Wednesday, September 07, 2005

Refugee or evacuee?

Some news organizations -- including the Dallas Morning News, the Atlanta Journal Constitution and the Columbus Dispatch -- have stopped allowing the use of "refugee" to refer to displaced New Orleans residents.

No one argues against the fact that these are people seeking refuge. And they fit most dictionaries' definitions of what a refugee is. But people don't like the foreign-country connotations that come along with it.

Jesse Jackson and the NAACP's Brian Gordon spoke out against the word: "It is just wrong," Jackson said. "They are citizens displaced by a disaster."

Members of the Congressional Black Caucus took issue. Said Rep. Diane Watson of California:"'Refugee' calls up to mind people that come from different lands and have to be taken care of. These are American citizens."

The president even weighed in.
You know, there's a debate here about refugees. Let me tell you my attitude and the attitude of people around this table: The people we're talking about are not refugees. They are Americans, and they need the help and love and compassion of our fellow citizens.
It's not just talking heads. One story I read quoted a 60-year-old woman, Clara Rita, who said: "I can't stand people calling me a refugee. I am an American, and I love America. But right now things are bad."

Honestly, I think the arguments against using "refugee" are more damaging than actually using the term. As one blogger summed it up, they imply: Refugees are those foreign people in dirty little countries! These are Americans! There's nothing shameful about being a refugee. If anything, this might make us look at refugees throughout the world in a new light.

That being said, I don't think we should use the word, anyway. It doesn't matter if it's technically correct; it's become a distraction. Better to use "evacuee" or "survivor" or whatever instead and not make readers pause.

(But please don't adopt the preferred language of former New Orleans mayor Marc Morial, who likes "citizen refugee.")

UPDATE: An AP story says the Washington Post and the Boston Globe have banned "refugee," as well.

AP and the New York Times are still using the word.
"We have not banned the word 'refugee,'" said [Times]spokeswoman Catherine Mathis. "We have used it along with 'evacuee,' 'survivor,' 'displaced' and various other terms that fit what our reporters are seeing on the ground. Webster's defines a refugee as a person fleeing 'home or country' in search of refuge, and it certainly does justice to the suffering legions driven from their homes by Katrina."
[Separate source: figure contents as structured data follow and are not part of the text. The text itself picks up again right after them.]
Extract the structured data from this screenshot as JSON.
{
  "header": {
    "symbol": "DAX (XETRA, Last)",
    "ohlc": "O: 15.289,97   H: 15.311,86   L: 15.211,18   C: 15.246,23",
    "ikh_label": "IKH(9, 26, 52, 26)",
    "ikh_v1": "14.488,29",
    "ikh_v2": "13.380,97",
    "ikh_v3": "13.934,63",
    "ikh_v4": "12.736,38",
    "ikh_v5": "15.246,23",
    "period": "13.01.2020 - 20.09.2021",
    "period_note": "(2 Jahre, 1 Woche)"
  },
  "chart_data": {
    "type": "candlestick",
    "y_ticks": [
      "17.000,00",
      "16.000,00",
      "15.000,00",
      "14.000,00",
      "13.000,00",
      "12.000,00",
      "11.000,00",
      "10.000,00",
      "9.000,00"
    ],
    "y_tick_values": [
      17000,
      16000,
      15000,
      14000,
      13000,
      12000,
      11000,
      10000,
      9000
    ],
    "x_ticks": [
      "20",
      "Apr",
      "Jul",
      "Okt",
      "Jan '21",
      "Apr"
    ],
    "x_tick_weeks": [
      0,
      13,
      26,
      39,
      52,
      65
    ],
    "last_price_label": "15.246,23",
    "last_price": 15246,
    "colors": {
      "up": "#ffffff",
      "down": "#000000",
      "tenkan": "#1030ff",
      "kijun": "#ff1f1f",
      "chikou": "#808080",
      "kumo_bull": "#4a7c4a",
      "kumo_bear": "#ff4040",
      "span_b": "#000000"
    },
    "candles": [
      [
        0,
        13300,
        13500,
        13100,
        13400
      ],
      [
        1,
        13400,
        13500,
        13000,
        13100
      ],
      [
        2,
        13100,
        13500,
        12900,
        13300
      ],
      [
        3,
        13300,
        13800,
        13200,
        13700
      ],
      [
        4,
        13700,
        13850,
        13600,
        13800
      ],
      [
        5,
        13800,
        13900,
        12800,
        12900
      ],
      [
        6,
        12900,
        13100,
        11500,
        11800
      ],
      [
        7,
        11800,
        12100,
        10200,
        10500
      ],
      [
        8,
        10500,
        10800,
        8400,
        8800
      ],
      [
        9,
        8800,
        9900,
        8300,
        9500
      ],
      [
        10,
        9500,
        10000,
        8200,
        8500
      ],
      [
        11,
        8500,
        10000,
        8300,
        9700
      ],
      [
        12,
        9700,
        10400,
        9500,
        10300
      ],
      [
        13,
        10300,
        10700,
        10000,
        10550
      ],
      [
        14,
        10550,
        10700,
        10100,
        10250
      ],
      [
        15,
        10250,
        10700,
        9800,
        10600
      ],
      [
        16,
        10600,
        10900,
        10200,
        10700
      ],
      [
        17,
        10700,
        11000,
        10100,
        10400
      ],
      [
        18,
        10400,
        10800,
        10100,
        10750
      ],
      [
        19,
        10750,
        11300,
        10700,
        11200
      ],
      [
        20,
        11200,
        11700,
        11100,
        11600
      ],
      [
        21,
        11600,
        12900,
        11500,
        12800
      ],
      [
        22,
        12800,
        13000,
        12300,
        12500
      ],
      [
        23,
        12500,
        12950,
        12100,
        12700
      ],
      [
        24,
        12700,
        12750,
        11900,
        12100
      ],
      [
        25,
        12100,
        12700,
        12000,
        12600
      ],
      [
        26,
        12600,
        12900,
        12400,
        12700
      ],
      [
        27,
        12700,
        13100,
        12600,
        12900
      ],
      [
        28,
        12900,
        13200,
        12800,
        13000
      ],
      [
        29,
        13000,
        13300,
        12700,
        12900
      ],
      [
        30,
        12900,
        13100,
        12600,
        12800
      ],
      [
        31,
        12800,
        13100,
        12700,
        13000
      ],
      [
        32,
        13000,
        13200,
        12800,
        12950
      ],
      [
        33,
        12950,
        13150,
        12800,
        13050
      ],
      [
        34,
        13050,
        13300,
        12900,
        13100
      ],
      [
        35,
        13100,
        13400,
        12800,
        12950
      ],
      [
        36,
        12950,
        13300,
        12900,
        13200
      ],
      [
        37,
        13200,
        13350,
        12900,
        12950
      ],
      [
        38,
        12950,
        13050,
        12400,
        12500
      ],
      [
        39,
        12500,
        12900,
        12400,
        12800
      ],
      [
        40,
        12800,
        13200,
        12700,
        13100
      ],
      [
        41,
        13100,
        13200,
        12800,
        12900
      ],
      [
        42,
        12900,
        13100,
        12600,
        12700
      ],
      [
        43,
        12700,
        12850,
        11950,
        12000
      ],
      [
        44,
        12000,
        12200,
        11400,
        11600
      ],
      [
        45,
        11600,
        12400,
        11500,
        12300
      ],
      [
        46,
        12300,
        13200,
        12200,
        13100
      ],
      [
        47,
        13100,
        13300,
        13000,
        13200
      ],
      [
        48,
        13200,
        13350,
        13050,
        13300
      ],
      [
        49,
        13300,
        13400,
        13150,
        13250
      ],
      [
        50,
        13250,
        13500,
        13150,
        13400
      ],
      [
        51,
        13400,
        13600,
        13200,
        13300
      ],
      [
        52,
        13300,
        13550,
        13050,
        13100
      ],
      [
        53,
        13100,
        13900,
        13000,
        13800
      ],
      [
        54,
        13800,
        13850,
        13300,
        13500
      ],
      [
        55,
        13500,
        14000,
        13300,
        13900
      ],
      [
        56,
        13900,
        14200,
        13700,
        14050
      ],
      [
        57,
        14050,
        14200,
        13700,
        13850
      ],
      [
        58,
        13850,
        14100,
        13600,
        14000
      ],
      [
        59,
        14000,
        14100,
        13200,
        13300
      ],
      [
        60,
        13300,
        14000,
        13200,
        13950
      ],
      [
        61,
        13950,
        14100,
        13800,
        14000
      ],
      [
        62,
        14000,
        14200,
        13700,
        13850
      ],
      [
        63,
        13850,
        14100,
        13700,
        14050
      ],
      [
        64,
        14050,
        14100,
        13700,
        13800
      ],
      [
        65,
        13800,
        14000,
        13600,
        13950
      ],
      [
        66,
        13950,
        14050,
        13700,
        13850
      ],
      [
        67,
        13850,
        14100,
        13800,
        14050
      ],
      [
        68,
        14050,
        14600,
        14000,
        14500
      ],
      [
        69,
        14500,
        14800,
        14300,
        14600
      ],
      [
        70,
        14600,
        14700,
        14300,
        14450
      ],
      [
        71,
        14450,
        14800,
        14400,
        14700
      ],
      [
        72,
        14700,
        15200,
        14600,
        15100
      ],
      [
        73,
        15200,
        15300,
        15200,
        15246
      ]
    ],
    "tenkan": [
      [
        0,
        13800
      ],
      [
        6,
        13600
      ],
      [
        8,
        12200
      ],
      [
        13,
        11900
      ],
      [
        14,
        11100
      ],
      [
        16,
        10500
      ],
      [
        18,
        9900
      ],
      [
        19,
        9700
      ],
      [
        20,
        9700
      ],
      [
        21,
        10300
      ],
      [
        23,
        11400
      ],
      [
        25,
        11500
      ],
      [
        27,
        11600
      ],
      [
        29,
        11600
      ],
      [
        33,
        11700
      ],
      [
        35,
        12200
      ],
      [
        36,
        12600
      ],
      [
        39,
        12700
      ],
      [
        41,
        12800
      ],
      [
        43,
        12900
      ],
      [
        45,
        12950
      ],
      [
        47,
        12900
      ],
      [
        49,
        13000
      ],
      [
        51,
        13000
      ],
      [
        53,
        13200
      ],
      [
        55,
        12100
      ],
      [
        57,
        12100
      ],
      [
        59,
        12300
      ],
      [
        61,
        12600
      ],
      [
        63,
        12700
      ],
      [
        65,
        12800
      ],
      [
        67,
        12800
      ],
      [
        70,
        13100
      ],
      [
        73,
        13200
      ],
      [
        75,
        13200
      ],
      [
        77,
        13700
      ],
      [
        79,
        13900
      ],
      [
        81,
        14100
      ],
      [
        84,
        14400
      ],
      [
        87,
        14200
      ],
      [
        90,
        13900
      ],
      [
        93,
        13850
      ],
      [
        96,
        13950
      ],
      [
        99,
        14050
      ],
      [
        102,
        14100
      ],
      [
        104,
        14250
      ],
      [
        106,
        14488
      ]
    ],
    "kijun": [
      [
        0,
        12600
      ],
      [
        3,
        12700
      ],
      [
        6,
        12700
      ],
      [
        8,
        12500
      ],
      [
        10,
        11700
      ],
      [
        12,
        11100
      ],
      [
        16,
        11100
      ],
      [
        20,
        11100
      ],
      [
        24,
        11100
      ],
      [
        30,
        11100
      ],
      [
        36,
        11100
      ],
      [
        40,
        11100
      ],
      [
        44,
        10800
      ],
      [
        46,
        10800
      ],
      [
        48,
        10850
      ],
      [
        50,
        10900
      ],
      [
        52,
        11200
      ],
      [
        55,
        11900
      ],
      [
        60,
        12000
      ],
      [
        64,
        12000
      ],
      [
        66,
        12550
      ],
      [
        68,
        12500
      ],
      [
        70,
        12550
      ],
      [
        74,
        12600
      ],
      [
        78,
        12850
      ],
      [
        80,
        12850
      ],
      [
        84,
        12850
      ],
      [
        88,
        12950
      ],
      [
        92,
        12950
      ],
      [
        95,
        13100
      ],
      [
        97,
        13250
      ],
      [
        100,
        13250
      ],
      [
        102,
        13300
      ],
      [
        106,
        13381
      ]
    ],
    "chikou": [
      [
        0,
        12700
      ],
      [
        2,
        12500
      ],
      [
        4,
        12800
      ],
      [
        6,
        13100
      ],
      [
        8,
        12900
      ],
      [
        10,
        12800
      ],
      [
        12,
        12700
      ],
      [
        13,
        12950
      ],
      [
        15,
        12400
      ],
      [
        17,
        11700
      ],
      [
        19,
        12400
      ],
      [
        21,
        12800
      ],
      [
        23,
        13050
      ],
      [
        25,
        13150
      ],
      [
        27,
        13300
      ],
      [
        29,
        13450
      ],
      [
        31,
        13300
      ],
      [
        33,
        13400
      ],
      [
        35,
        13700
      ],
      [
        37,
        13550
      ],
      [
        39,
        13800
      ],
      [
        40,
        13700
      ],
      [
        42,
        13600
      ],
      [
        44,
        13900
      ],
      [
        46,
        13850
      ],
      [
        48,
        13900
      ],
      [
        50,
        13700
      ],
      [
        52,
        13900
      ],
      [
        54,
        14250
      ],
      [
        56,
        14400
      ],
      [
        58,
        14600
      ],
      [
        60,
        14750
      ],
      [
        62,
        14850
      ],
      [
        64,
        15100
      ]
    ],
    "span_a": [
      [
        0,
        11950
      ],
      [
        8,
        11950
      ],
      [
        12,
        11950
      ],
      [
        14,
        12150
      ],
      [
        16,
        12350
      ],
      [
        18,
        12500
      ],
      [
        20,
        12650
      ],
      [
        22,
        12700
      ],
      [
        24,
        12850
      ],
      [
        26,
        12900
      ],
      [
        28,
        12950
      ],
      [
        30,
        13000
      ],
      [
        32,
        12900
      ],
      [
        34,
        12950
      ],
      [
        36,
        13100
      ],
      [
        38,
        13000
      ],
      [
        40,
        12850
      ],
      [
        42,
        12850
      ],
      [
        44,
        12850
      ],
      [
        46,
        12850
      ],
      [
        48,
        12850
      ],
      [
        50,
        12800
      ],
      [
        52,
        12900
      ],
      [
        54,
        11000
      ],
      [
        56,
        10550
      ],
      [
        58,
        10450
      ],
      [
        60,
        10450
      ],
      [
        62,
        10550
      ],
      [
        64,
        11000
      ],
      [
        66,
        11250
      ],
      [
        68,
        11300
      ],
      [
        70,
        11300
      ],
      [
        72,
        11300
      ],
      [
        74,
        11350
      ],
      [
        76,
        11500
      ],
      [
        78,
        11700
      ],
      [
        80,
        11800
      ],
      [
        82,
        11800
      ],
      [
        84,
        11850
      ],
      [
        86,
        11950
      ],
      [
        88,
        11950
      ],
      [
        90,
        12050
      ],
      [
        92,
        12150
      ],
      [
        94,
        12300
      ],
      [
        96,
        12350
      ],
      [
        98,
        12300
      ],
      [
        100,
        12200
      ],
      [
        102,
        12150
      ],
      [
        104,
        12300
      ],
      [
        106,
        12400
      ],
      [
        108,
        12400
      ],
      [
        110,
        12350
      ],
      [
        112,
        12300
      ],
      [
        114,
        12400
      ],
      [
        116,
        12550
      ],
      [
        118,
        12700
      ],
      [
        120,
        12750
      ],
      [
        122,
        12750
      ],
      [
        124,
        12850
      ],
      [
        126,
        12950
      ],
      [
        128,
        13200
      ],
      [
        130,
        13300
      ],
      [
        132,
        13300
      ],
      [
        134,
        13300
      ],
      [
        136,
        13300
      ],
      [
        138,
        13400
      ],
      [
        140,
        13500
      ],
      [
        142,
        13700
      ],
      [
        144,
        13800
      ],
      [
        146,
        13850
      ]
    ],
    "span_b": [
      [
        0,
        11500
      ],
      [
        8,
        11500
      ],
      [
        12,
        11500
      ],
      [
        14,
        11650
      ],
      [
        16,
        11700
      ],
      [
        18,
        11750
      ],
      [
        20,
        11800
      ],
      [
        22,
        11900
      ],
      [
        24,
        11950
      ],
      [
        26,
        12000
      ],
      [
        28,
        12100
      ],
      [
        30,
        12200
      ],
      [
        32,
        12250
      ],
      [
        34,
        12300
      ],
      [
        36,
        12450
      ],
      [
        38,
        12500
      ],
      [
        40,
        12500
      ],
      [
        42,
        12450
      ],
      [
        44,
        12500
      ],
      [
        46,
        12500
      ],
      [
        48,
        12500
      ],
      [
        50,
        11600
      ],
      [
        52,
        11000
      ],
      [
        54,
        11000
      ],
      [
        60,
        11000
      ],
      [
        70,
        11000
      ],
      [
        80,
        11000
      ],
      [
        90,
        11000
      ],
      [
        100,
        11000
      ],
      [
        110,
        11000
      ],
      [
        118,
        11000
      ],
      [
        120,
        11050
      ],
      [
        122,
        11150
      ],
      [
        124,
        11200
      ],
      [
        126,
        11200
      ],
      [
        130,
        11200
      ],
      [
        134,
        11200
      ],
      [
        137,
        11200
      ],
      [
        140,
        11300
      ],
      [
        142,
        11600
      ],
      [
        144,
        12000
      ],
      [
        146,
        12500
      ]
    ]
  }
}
And William Safire shared his opinion, saying he didn't see any racial overtones.
"A refugee can be a person of any race at all," he said. "A refugee is a person who seeks refuge."
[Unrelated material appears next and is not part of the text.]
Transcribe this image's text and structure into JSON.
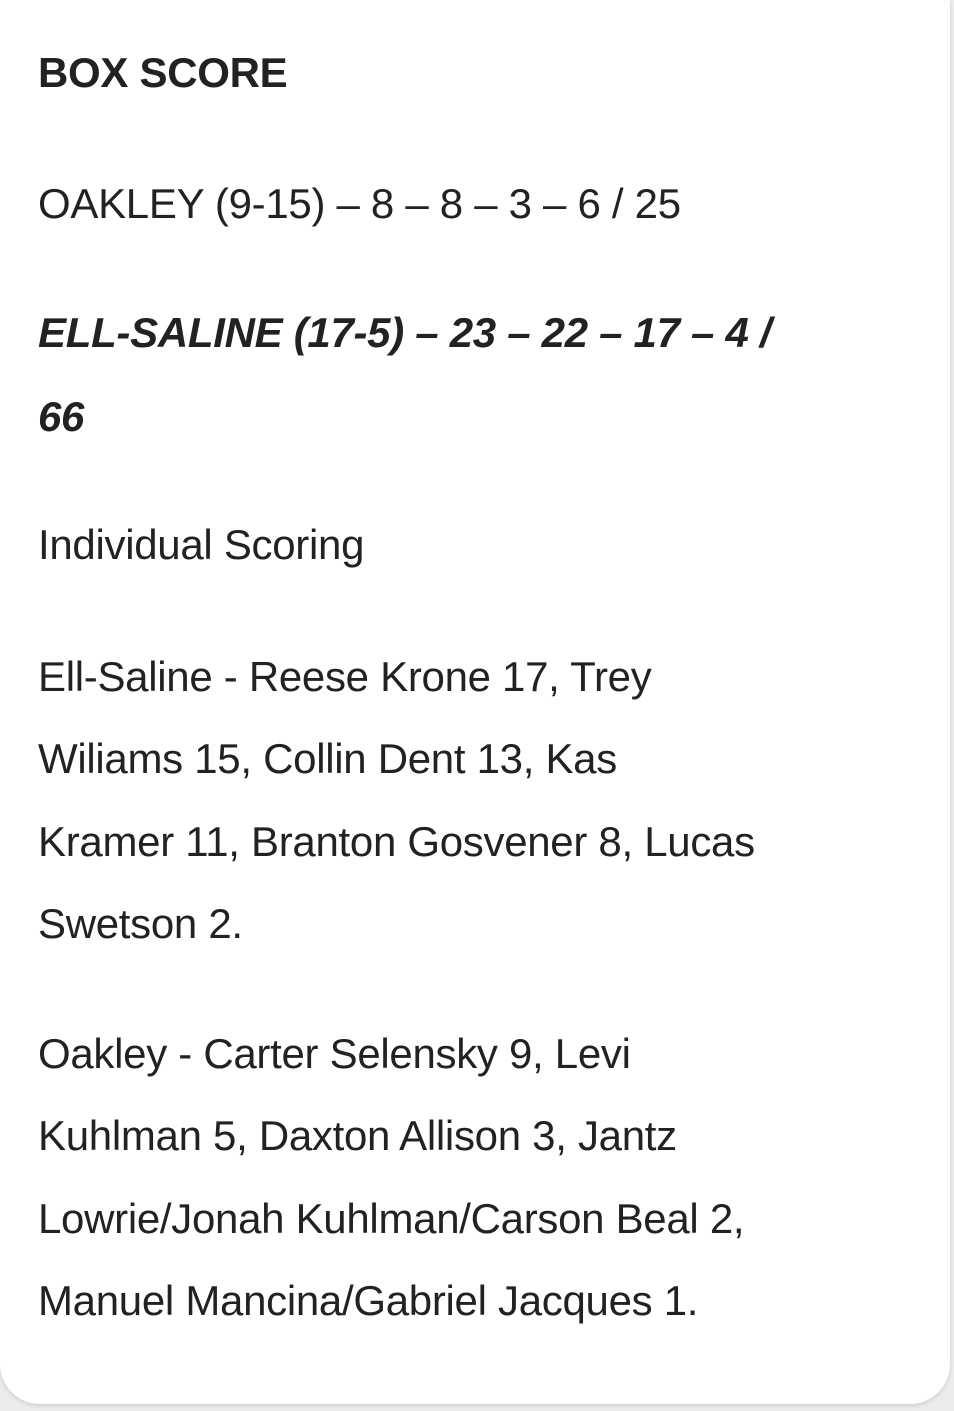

He first suggested using the term "hurricane refugees." After thinking it over, though, he said he would probably simply use the term "flood victims," to avoid any political connotations.
Any stories from newsrooms elsewhere?


At 2:39 AM, September 07, 2005, Blogger Peter Fisk said...

It seems word of the Washington Post's style change hasn't reached

Refugee's Suicide Attempt Diverts Flight

The Associated Press
Tuesday, September 6, 2005; 9:54 PM

NASHVILLE, Tenn. -- A Hurricane Katrina refugee on Tuesday attempted suicide aboard a commercial flight bound for Washington, D.C., causing the plane to be diverted. ...
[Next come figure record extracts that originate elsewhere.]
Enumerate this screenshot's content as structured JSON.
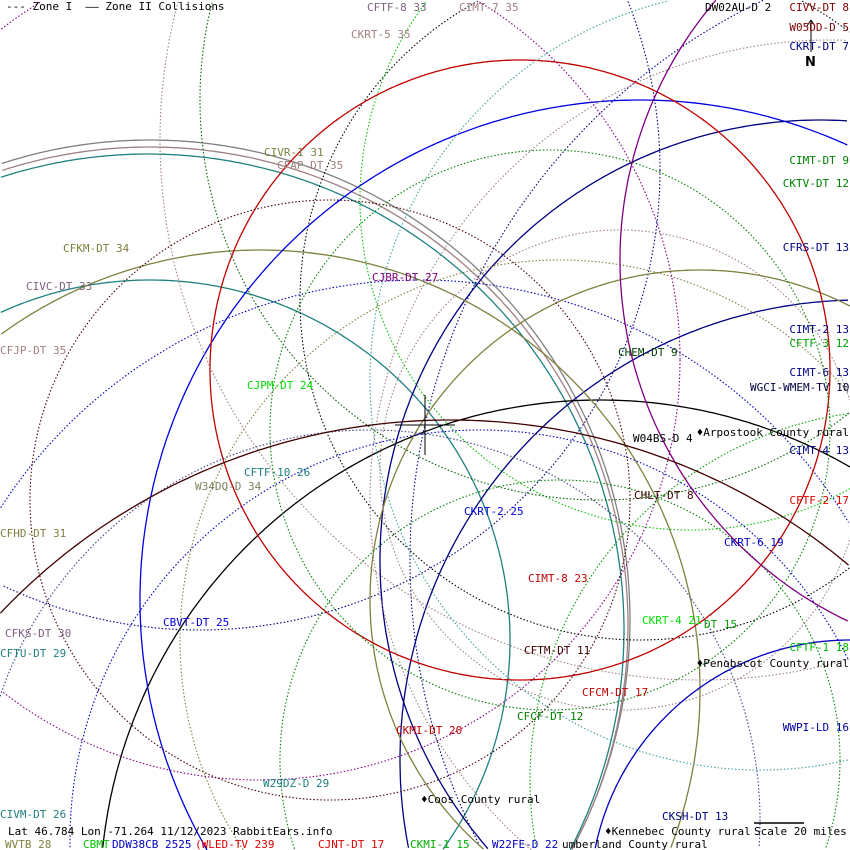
{
  "legend": {
    "zone1": "--- Zone I",
    "zone2": "—— Zone II Collisions"
  },
  "compass": "N",
  "footer": {
    "coords": "Lat 46.784 Lon -71.264 11/12/2023 RabbitEars.info",
    "scale": "Scale 20 miles"
  },
  "places": [
    "♦Coos County rural",
    "♦Kennebec County rural",
    "♦Arpostook County rural",
    "♦Penobscot County rural",
    "umberland County rural"
  ],
  "stations": [
    {
      "label": "CFTF-8 33",
      "color": "#806080"
    },
    {
      "label": "CIMT-7 35",
      "color": "#a08080"
    },
    {
      "label": "CKRT-5 35",
      "color": "#a08080"
    },
    {
      "label": "CIVR-1 31",
      "color": "#808040"
    },
    {
      "label": "CFAP-DT 35",
      "color": "#a08080"
    },
    {
      "label": "CJBR-DT 27",
      "color": "#800080"
    },
    {
      "label": "CFKM-DT 34",
      "color": "#808040"
    },
    {
      "label": "CIVC-DT 33",
      "color": "#806080"
    },
    {
      "label": "CFJP-DT 35",
      "color": "#a08080"
    },
    {
      "label": "CJPM-DT 24",
      "color": "#00e000"
    },
    {
      "label": "CFTF-10 26",
      "color": "#208080"
    },
    {
      "label": "W34DQ-D 34",
      "color": "#808060"
    },
    {
      "label": "CFHD-DT 31",
      "color": "#808040"
    },
    {
      "label": "CBVT-DT 25",
      "color": "#0000e0"
    },
    {
      "label": "CFKS-DT 30",
      "color": "#806080"
    },
    {
      "label": "CFTU-DT 29",
      "color": "#208080"
    },
    {
      "label": "CIVM-DT 26",
      "color": "#208080"
    },
    {
      "label": "WVTB 28",
      "color": "#808040"
    },
    {
      "label": "CBMT",
      "color": "#00c000"
    },
    {
      "label": "DDW38CB 2525",
      "color": "#0000c0"
    },
    {
      "label": "(WLED-TV 239",
      "color": "#e00000"
    },
    {
      "label": "CJNT-DT 17",
      "color": "#e00000"
    },
    {
      "label": "CKMI-1 15",
      "color": "#00b000"
    },
    {
      "label": "W22FE-D 22",
      "color": "#0000c0"
    },
    {
      "label": "CKSH-DT 13",
      "color": "#000080"
    },
    {
      "label": "W29DZ-D 29",
      "color": "#208080"
    },
    {
      "label": "CKMI-DT 20",
      "color": "#c00000"
    },
    {
      "label": "CFCF-DT 12",
      "color": "#008000"
    },
    {
      "label": "CFCM-DT 17",
      "color": "#c00000"
    },
    {
      "label": "CFTM-DT 11",
      "color": "#400000"
    },
    {
      "label": "CIMT-8 23",
      "color": "#c00000"
    },
    {
      "label": "CKRT-2 25",
      "color": "#0000e0"
    },
    {
      "label": "CHLT-DT 8",
      "color": "#400000"
    },
    {
      "label": "W04BS-D 4",
      "color": "#000000"
    },
    {
      "label": "CIMT-4 13",
      "color": "#000080"
    },
    {
      "label": "CFTF-2 17",
      "color": "#e00000"
    },
    {
      "label": "CKRT-6 19",
      "color": "#0000c0"
    },
    {
      "label": "CKRT-4 21",
      "color": "#00e000"
    },
    {
      "label": "DT 15",
      "color": "#00a000"
    },
    {
      "label": "CFTF-1 18",
      "color": "#00c000"
    },
    {
      "label": "WWPI-LD 16",
      "color": "#0000a0"
    },
    {
      "label": "CHEM-DT 9",
      "color": "#004000"
    },
    {
      "label": "WGCI-WMEM-TV 10",
      "color": "#000040"
    },
    {
      "label": "CIMT-6 13",
      "color": "#000080"
    },
    {
      "label": "CFTF-3 12",
      "color": "#00a000"
    },
    {
      "label": "CIMT-2 13",
      "color": "#000080"
    },
    {
      "label": "CFRS-DT 13",
      "color": "#000080"
    },
    {
      "label": "CKTV-DT 12",
      "color": "#008000"
    },
    {
      "label": "CIMT-DT 9",
      "color": "#008000"
    },
    {
      "label": "CIVV-DT 8",
      "color": "#800000"
    },
    {
      "label": "W05DD-D 5",
      "color": "#800000"
    },
    {
      "label": "CKRT-DT 7",
      "color": "#000080"
    },
    {
      "label": "DW02AU-D 2",
      "color": "#000000"
    }
  ]
}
At 3:34 PM, September 08, 2005, Blogger Chris said...

CNN has clearly taken a stand; Lou Dobbs gave the issue a fair amount of time on last night's broadcast. As for the many typos and misspellings that follow, blame the transcript writer.

"You've heard on this broadcast, by the way, several people, including Reverend Jesse Jackson and others admonish us not to use the term refugee when describing the New Orleans citizen who have had to flee their homes. Jackson and others including President Bush have said or implied that term is racially insensitive.

"In my opinion, straightforwardly, Rev Jackson and President Bush are not entirely correct. The Miriam Webster Dictionary defines refugee as one who flees. The nation's foremost news organizations, including the Associated Press, "The New York Times" and this broadcast uses the term refugee when and where appropriate.

"The president, Jackson and others apparently think that news organizations created the term refugee just to describe victims of Hurricane Katrina. Hardly. Even a cursory review of reporting of such disaster of Hurricane Andrew, the 1993 midwestern floods and wildfires through the west have all prompted the use of the term refugee by news organizations. I'm proud to tell you that this network has resisted others telling them how to use words. Rejecting, in fact, the United Nations suggestion that we use, instead of refugee, the expression internally displaced persons. I love that one.

"We'll continue here to use the term on this broadcast where we think it is most descriptive. And unfortunately we realize that there are those who will try to establish their own bonifieds as politically correct and even racially sensitive in their view by conjuring up more nonsense about language when they should be focusing on reality and the concerns and care that all Americans have for our fellow citizens who need our help in New Orleans."